Pioneered MCP server integration and agentic AI to simplify complex backend–database workflows, accelerating developer productivity across 7,000+ stored procedures β€” using Claude Sonnet 4.5 and GPT-5 for intelligent code generation, testing, and documentation.

Skills

Backend & Platforms

Java (8–21), Spring Boot, REST, SOAP, Microservices, Event-driven architecture, Kafka, Integration & Component Testing

Databases & Data

MS SQL, MySQL, PostgreSQL, MongoDB, Flyway, schema migrations, API-to-database abstraction (7,000+ stored procedures)

Cloud & DevOps

Docker, Docker Compose, Azure, Git, GitHub Actions (CI/CD), Kubernetes, Terraform, SVN

Observability & Quality

OpenTelemetry, Prometheus, Grafana, Loki, SonarQube, JUnit, Mockito, TDD

Languages

Java  Β·  Python  Β·  JavaScript  Β·  SQL  Β·  Go

Agentic AI

MCP servers (MSSQL, Atlassian), Claude Sonnet 4.5, GPT-5 β€” workflow automation and LLM-assisted engineering

Notes

Thoughts on engineering, systems, and building things that last.

On Simplicity in System Design

The best systems are the ones you can explain in a few sentences.
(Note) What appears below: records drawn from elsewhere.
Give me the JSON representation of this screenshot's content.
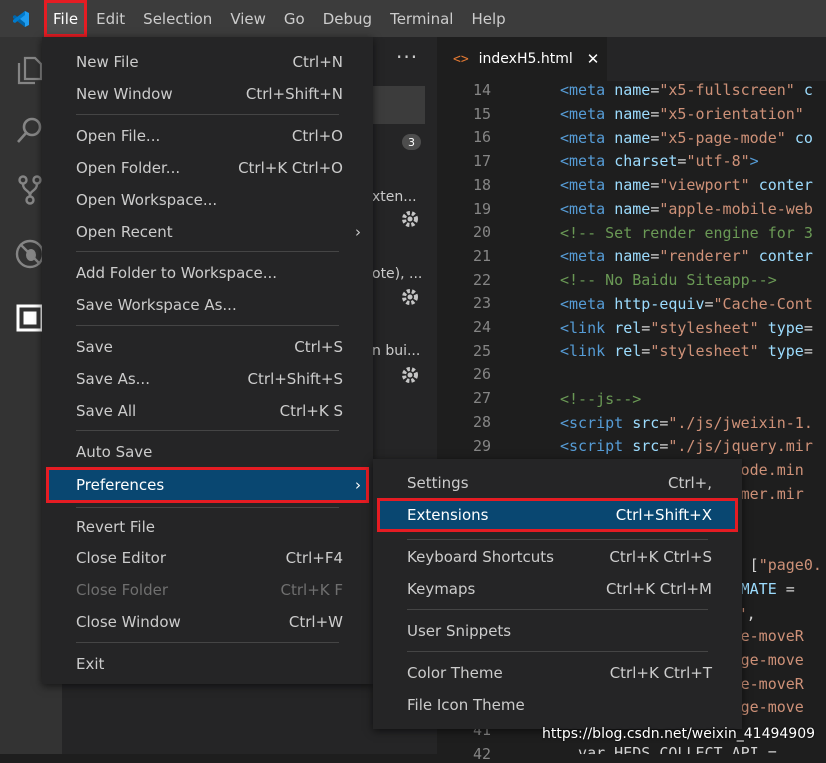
{
  "menubar": {
    "items": [
      {
        "label": "File"
      },
      {
        "label": "Edit"
      },
      {
        "label": "Selection"
      },
      {
        "label": "View"
      },
      {
        "label": "Go"
      },
      {
        "label": "Debug"
      },
      {
        "label": "Terminal"
      },
      {
        "label": "Help"
      }
    ]
  },
  "sidebar": {
    "dots": "···",
    "badge_count": "3",
    "ext_snippets": [
      "xten...",
      "ote), ...",
      "n bui..."
    ]
  },
  "editor": {
    "tab": {
      "icon": "<>",
      "label": "indexH5.html",
      "close": "✕"
    },
    "line_numbers": [
      "14",
      "15",
      "16",
      "17",
      "18",
      "19",
      "20",
      "21",
      "22",
      "23",
      "24",
      "25",
      "26",
      "27",
      "28",
      "29",
      "",
      "",
      "",
      "",
      "",
      "",
      "",
      "",
      "",
      "",
      "",
      "41",
      "42"
    ]
  },
  "file_menu": {
    "items": {
      "new_file": {
        "label": "New File",
        "shortcut": "Ctrl+N"
      },
      "new_window": {
        "label": "New Window",
        "shortcut": "Ctrl+Shift+N"
      },
      "open_file": {
        "label": "Open File...",
        "shortcut": "Ctrl+O"
      },
      "open_folder": {
        "label": "Open Folder...",
        "shortcut": "Ctrl+K Ctrl+O"
      },
      "open_workspace": {
        "label": "Open Workspace..."
      },
      "open_recent": {
        "label": "Open Recent"
      },
      "add_folder": {
        "label": "Add Folder to Workspace..."
      },
      "save_workspace_as": {
        "label": "Save Workspace As..."
      },
      "save": {
        "label": "Save",
        "shortcut": "Ctrl+S"
      },
      "save_as": {
        "label": "Save As...",
        "shortcut": "Ctrl+Shift+S"
      },
      "save_all": {
        "label": "Save All",
        "shortcut": "Ctrl+K S"
      },
      "auto_save": {
        "label": "Auto Save"
      },
      "preferences": {
        "label": "Preferences"
      },
      "revert_file": {
        "label": "Revert File"
      },
      "close_editor": {
        "label": "Close Editor",
        "shortcut": "Ctrl+F4"
      },
      "close_folder": {
        "label": "Close Folder",
        "shortcut": "Ctrl+K F"
      },
      "close_window": {
        "label": "Close Window",
        "shortcut": "Ctrl+W"
      },
      "exit": {
        "label": "Exit"
      }
    }
  },
  "prefs_menu": {
    "items": {
      "settings": {
        "label": "Settings",
        "shortcut": "Ctrl+,"
      },
      "extensions": {
        "label": "Extensions",
        "shortcut": "Ctrl+Shift+X"
      },
      "keyboard_shortcuts": {
        "label": "Keyboard Shortcuts",
        "shortcut": "Ctrl+K Ctrl+S"
      },
      "keymaps": {
        "label": "Keymaps",
        "shortcut": "Ctrl+K Ctrl+M"
      },
      "user_snippets": {
        "label": "User Snippets"
      },
      "color_theme": {
        "label": "Color Theme",
        "shortcut": "Ctrl+K Ctrl+T"
      },
      "file_icon_theme": {
        "label": "File Icon Theme"
      }
    }
  },
  "watermark": "https://blog.csdn.net/weixin_41494909",
  "colors": {
    "highlight": "#e51c23",
    "selection": "#094771",
    "menu_bg": "#252526"
  }
}
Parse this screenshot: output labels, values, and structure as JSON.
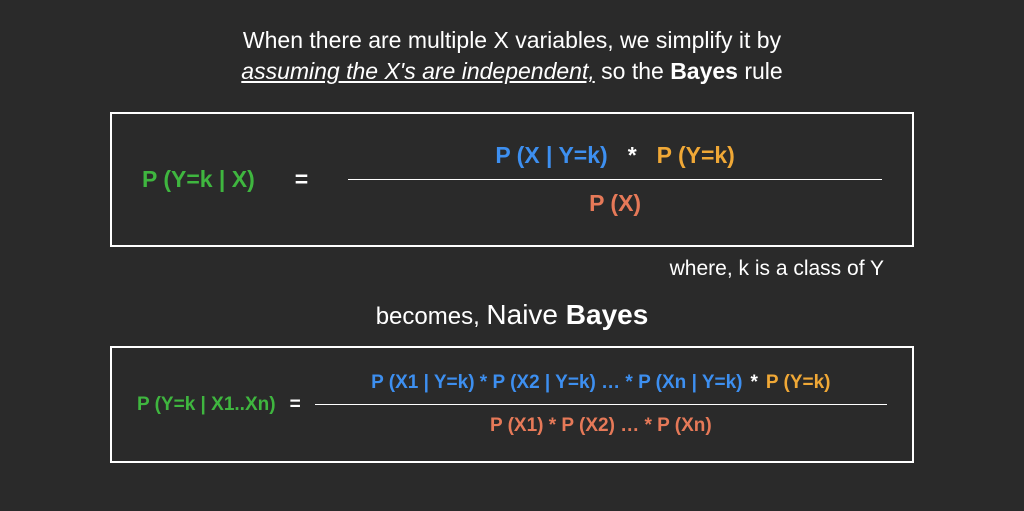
{
  "intro": {
    "line1": "When there are multiple X variables, we simplify it by",
    "assumption": "assuming the X's are independent,",
    "after": " so the ",
    "bayes": "Bayes",
    "tail": " rule"
  },
  "formula1": {
    "lhs": "P (Y=k | X)",
    "eq": "=",
    "num_likelihood": "P (X | Y=k)",
    "star": "*",
    "num_prior": "P (Y=k)",
    "denom": "P (X)"
  },
  "caption": "where, k is a class of Y",
  "becomes": {
    "word": "becomes, ",
    "naive": "Naive ",
    "bayes": "Bayes"
  },
  "formula2": {
    "lhs": "P (Y=k | X1..Xn)",
    "eq": "=",
    "num_likelihood": "P (X1 | Y=k) * P (X2 | Y=k) … * P (Xn | Y=k)",
    "star": "*",
    "num_prior": "P (Y=k)",
    "denom": "P (X1) * P (X2) … * P (Xn)"
  }
}
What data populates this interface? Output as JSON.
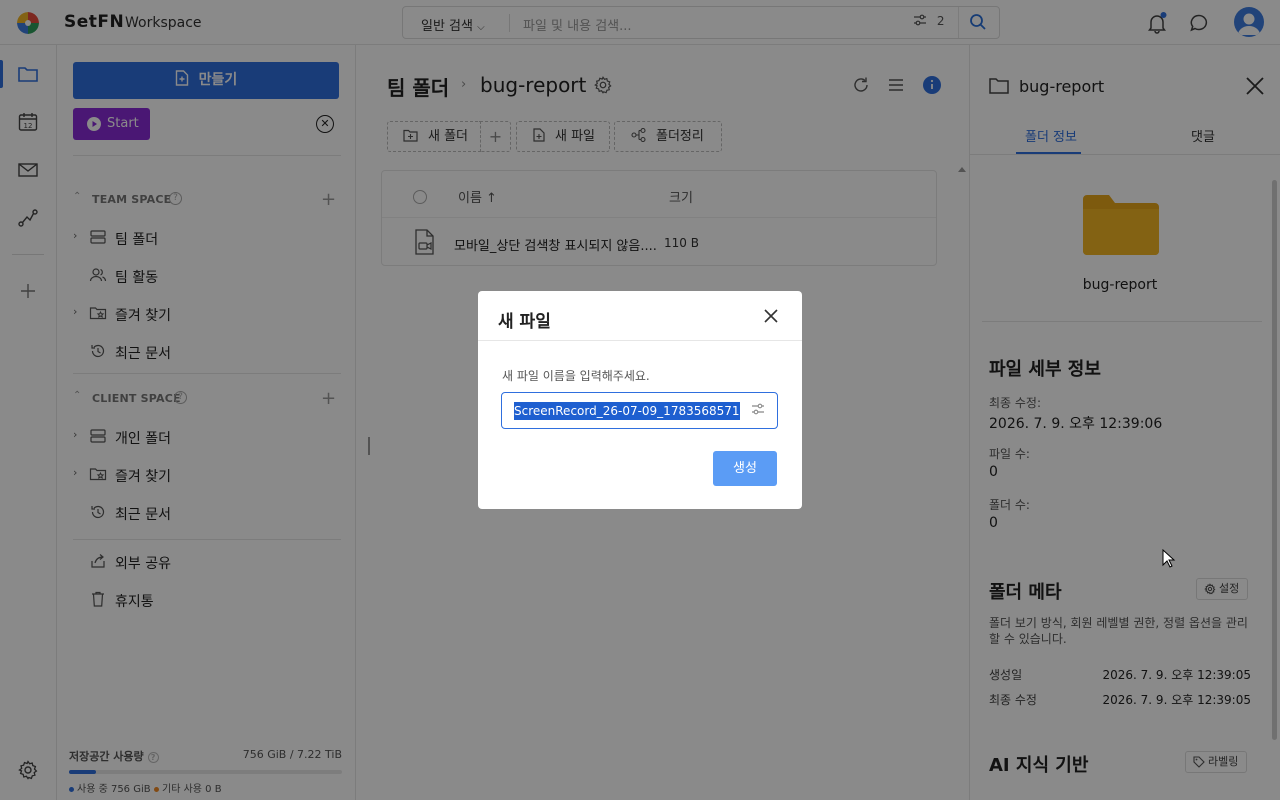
{
  "header": {
    "brand": "SetFN",
    "workspace": "Workspace",
    "search_type": "일반 검색",
    "search_placeholder": "파일 및 내용 검색...",
    "filter_count": "2"
  },
  "sidebar": {
    "create_label": "만들기",
    "start_label": "Start",
    "team_space_title": "TEAM SPACE",
    "team_items": [
      {
        "label": "팀 폴더"
      },
      {
        "label": "팀 활동"
      },
      {
        "label": "즐겨 찾기"
      },
      {
        "label": "최근 문서"
      }
    ],
    "client_space_title": "CLIENT SPACE",
    "client_items": [
      {
        "label": "개인 폴더"
      },
      {
        "label": "즐겨 찾기"
      },
      {
        "label": "최근 문서"
      }
    ],
    "bottom_items": [
      {
        "label": "외부 공유"
      },
      {
        "label": "휴지통"
      }
    ],
    "storage": {
      "title": "저장공간 사용량",
      "value": "756 GiB / 7.22 TiB",
      "fraction": 0.1,
      "used_label": "사용 중 756 GiB",
      "other_label": "기타 사용 0 B",
      "used_color": "#2f6fde",
      "other_color": "#f08a24"
    }
  },
  "main": {
    "breadcrumb_root": "팀 폴더",
    "breadcrumb_current": "bug-report",
    "toolbar": {
      "new_folder": "새 폴더",
      "new_file": "새 파일",
      "organize": "폴더정리"
    },
    "table": {
      "col_name": "이름 ↑",
      "col_size": "크기",
      "rows": [
        {
          "name": "모바일_상단 검색창 표시되지 않음....",
          "size": "110 B"
        }
      ]
    }
  },
  "right_panel": {
    "title": "bug-report",
    "tab_info": "폴더 정보",
    "tab_comments": "댓글",
    "folder_name": "bug-report",
    "details_title": "파일 세부 정보",
    "modified_label": "최종 수정:",
    "modified_value": "2026. 7. 9. 오후 12:39:06",
    "file_count_label": "파일 수:",
    "file_count_value": "0",
    "folder_count_label": "폴더 수:",
    "folder_count_value": "0",
    "meta_title": "폴더 메타",
    "meta_settings": "설정",
    "meta_desc": "폴더 보기 방식, 회원 레벨별 권한, 정렬 옵션을 관리할 수 있습니다.",
    "created_label": "생성일",
    "created_value": "2026. 7. 9. 오후 12:39:05",
    "updated_label": "최종 수정",
    "updated_value": "2026. 7. 9. 오후 12:39:05",
    "ai_title": "AI 지식 기반",
    "ai_labeling": "라벨링"
  },
  "dialog": {
    "title": "새 파일",
    "label": "새 파일 이름을 입력해주세요.",
    "value": "ScreenRecord_26-07-09_1783568571",
    "submit": "생성"
  }
}
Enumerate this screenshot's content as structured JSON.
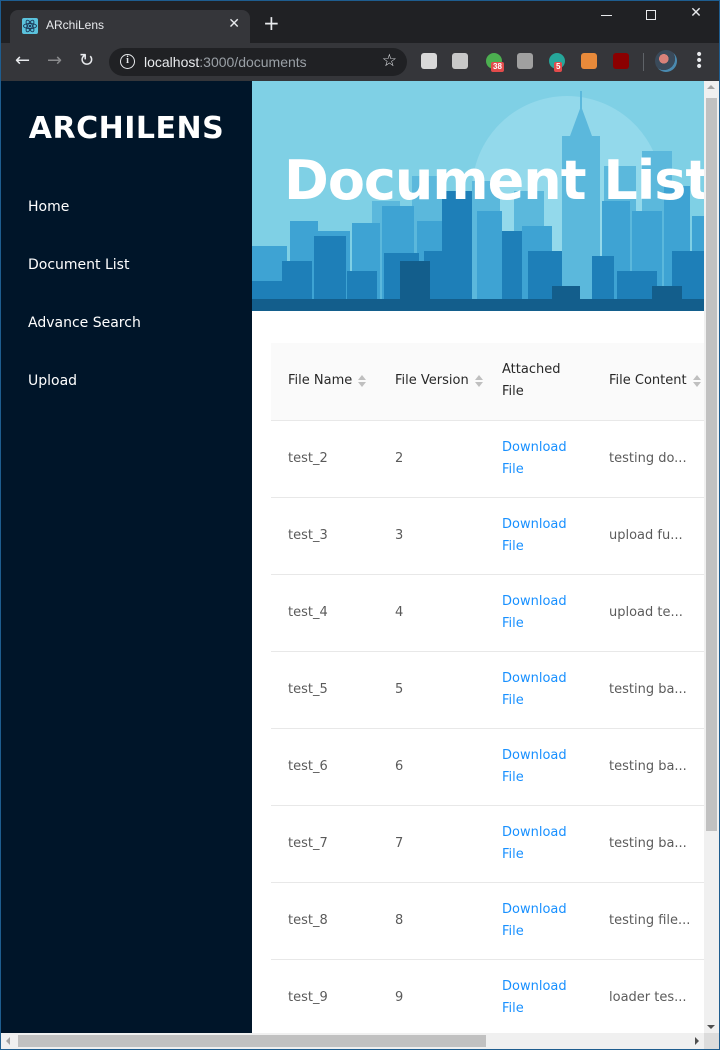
{
  "browser": {
    "tab_title": "ARchiLens",
    "tab_close": "✕",
    "new_tab": "+",
    "url_host": "localhost",
    "url_rest": ":3000/documents",
    "info": "i",
    "star": "☆",
    "back": "←",
    "forward": "→",
    "reload": "↻",
    "extensions": [
      {
        "name": "toby-extension-icon",
        "color": "#d8d8d8",
        "badge": ""
      },
      {
        "name": "chrome-remote-icon",
        "color": "#c8c8c8",
        "badge": ""
      },
      {
        "name": "pushbullet-icon",
        "color": "#4caf50",
        "badge": "38"
      },
      {
        "name": "keepa-icon",
        "color": "#a0a0a0",
        "badge": ""
      },
      {
        "name": "anki-icon",
        "color": "#26a69a",
        "badge": "5"
      },
      {
        "name": "metamask-icon",
        "color": "#e88a3a",
        "badge": ""
      },
      {
        "name": "ublock-origin-icon",
        "color": "#8b0000",
        "badge": ""
      }
    ],
    "menu": "⋮"
  },
  "sidebar": {
    "logo": "ARCHILENS",
    "items": [
      {
        "label": "Home"
      },
      {
        "label": "Document List"
      },
      {
        "label": "Advance Search"
      },
      {
        "label": "Upload"
      }
    ]
  },
  "banner": {
    "title": "Document List"
  },
  "table": {
    "columns": [
      {
        "label": "File Name",
        "sortable": true
      },
      {
        "label": "File Version",
        "sortable": true
      },
      {
        "label": "Attached File",
        "sortable": false
      },
      {
        "label": "File Content",
        "sortable": true
      }
    ],
    "rows": [
      {
        "name": "test_2",
        "version": "2",
        "link": "Download File",
        "content": "testing do..."
      },
      {
        "name": "test_3",
        "version": "3",
        "link": "Download File",
        "content": "upload fu..."
      },
      {
        "name": "test_4",
        "version": "4",
        "link": "Download File",
        "content": "upload te..."
      },
      {
        "name": "test_5",
        "version": "5",
        "link": "Download File",
        "content": "testing ba..."
      },
      {
        "name": "test_6",
        "version": "6",
        "link": "Download File",
        "content": "testing ba..."
      },
      {
        "name": "test_7",
        "version": "7",
        "link": "Download File",
        "content": "testing ba..."
      },
      {
        "name": "test_8",
        "version": "8",
        "link": "Download File",
        "content": "testing file..."
      },
      {
        "name": "test_9",
        "version": "9",
        "link": "Download File",
        "content": "loader tes..."
      }
    ]
  }
}
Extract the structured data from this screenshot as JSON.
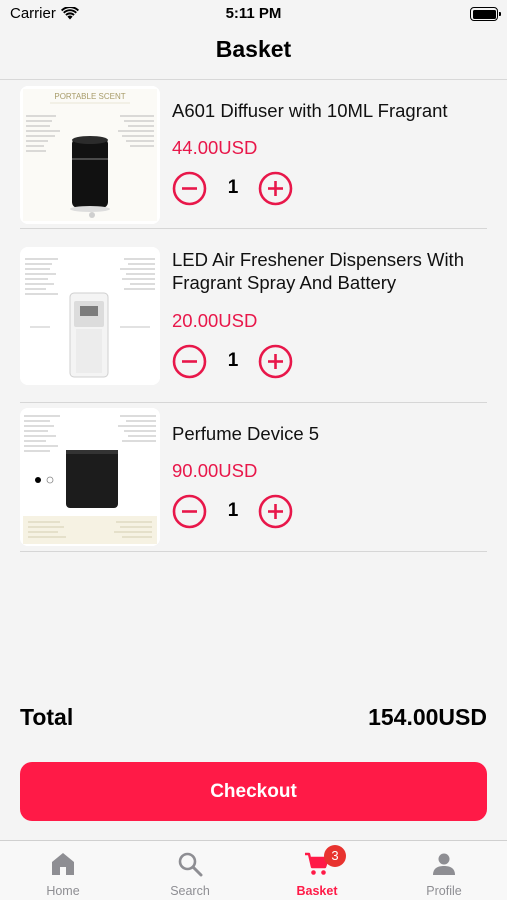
{
  "status_bar": {
    "carrier": "Carrier",
    "time": "5:11 PM"
  },
  "nav": {
    "title": "Basket"
  },
  "items": [
    {
      "name": "A601 Diffuser with 10ML Fragrant",
      "price": "44.00USD",
      "quantity": "1",
      "thumb_caption": "PORTABLE SCENT"
    },
    {
      "name": "LED Air Freshener Dispensers With Fragrant Spray And Battery",
      "price": "20.00USD",
      "quantity": "1",
      "thumb_caption": ""
    },
    {
      "name": "Perfume Device 5",
      "price": "90.00USD",
      "quantity": "1",
      "thumb_caption": ""
    }
  ],
  "summary": {
    "total_label": "Total",
    "total_value": "154.00USD"
  },
  "checkout_label": "Checkout",
  "tabs": [
    {
      "label": "Home",
      "icon": "home-icon",
      "active": false
    },
    {
      "label": "Search",
      "icon": "search-icon",
      "active": false
    },
    {
      "label": "Basket",
      "icon": "cart-icon",
      "active": true,
      "badge": "3"
    },
    {
      "label": "Profile",
      "icon": "profile-icon",
      "active": false
    }
  ],
  "colors": {
    "accent": "#ff1a47",
    "price": "#e8174a",
    "badge": "#e8332f",
    "inactive_tab": "#8e8e93"
  }
}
Complexity is easy β€” anyone can add another service, another queue, another layer. Simplicity requires discipline, restraint, and the courage to say no.

In Defense of Boring Technology

PostgreSQL. Redis. Python. These aren't exciting choices. But they're reliable, well-documented, and proven at scale. Save your innovation tokens for problems that actually matter.

Monitoring Is Not Observability

Monitoring tells you that something is wrong. Observability tells you why. Build systems that explain themselves: structured logging, distributed tracing, correlation IDs.

What I Look for in Technical Interviews

Not how many algorithms you've memorised. I care about how you think, how you communicate, and how you approach problems you haven't seen before. Can you break down a complex system? Do you consider trade-offs?

Databases Are Not Caches

Every few months, someone proposes using Redis as the primary datastore. Databases guarantee durability. Caches optimise for speed. These are fundamentally different problems β€” use the right tool for each.

Code Reviews Are About Communication

The goal of a code review isn't to catch bugs (though that's nice). It's to share knowledge, align on patterns, and build better engineers. A good review makes the whole team stronger.

Travel

Moments captured, places remembered.

When I'm not writing code, I'm usually behind a camera or planning the next trip. Photography taught me patience and perspective β€” two things that make me a better engineer. These are some places I've been, stories I want to remember.

Himalayas, India

Three weeks in the mountains. No cell service, no email β€” just trails and clouds. Captured sunrise at 14,000 feet. The air was thin, the light was perfect.

Kyoto, Japan

Cherry blossoms, temples, and quiet streets at dawn. Kyoto reminded me that beauty doesn't have to be loud β€” a lesson I try to apply to code too.

Iceland

Midnight sun, northern lights, waterfalls. Iceland is a photographer's dream β€” and a reminder that nature operates on a completely different scale than we do.

Scottish Highlands

Moody skies, ancient castles, and landscapes that felt pulled from another era. Waiting hours for the right light is meditative β€” you can't rush it, you can't force it.

Kerala Backwaters, India

Slow boats, palm trees, sunsets that looked unreal. Kerala is where I learned to slow down. Not everything needs to be optimised for efficiency.

New Zealand

Mountains, lakes, endless hiking trails. Photographed the Milky Way for the first time here β€” clear skies, minimal light pollution, and a reminder of how small we are.

On Photography

I shoot mostly with natural light, minimal editing. Sony Ξ±7 III, 24-70mm for versatility, 85mm for portraits. Less gear means more focus on the shot. The same principles I apply to code: clarity, restraint, and intention.